This report was written for WVCBP by Rayna E. Momen, MA.
Over the past 40 years, the mass incarceration of women has exploded in West Virginia (WV), growing by a staggering 2,731 percent from 1978 to 2019. Female incarceration has grown so quickly, in fact, that women are being incarcerated at a higher rate than men in Mountain State prisons.
But the reasons more women are going to prison in WV have less to do with rising crime and more to do with social drivers (like poverty and substance abuse), and policy drivers (like changes in the way police respond to crime, and in sentencing decisions that determine who goes to prison and for how long). Many residents struggle to meet their basic needs in this largely rural state that ranks poorly on a number of social and economic indicators and falls entirely within the Appalachian region. Factors such as poverty, rural isolation, under-education, and addiction increase the chances that women will come into contact with the criminal legal system and end up behind bars. Once incarcerated, a range of far-reaching consequences impact not just these women, but their families, communities, and the state as a whole.

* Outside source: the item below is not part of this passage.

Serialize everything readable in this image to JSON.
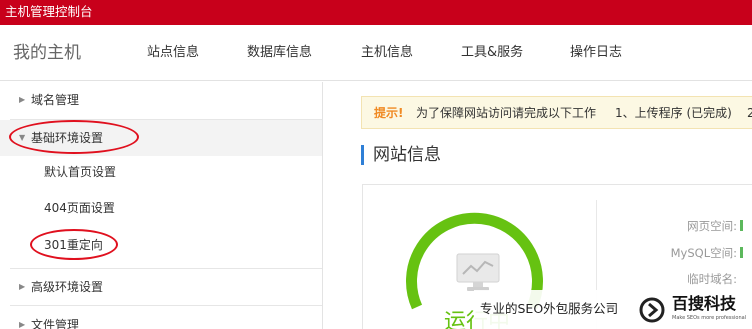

The good news is, there are practical ways to reduce the number of women going to prison, and the number of women who go back to prison after release. Better supporting women in their everyday lives — before and after a period of incarceration — along with changes in outdated and harmful policies means more women can remain with their families and in their communities, better positioned to meet their needs and access critical resources. Identifying the most impactful interventions requires a better understanding of the scope and prevalence of female incarceration in WV, which rests heavily on the data that is collected and what we do with it.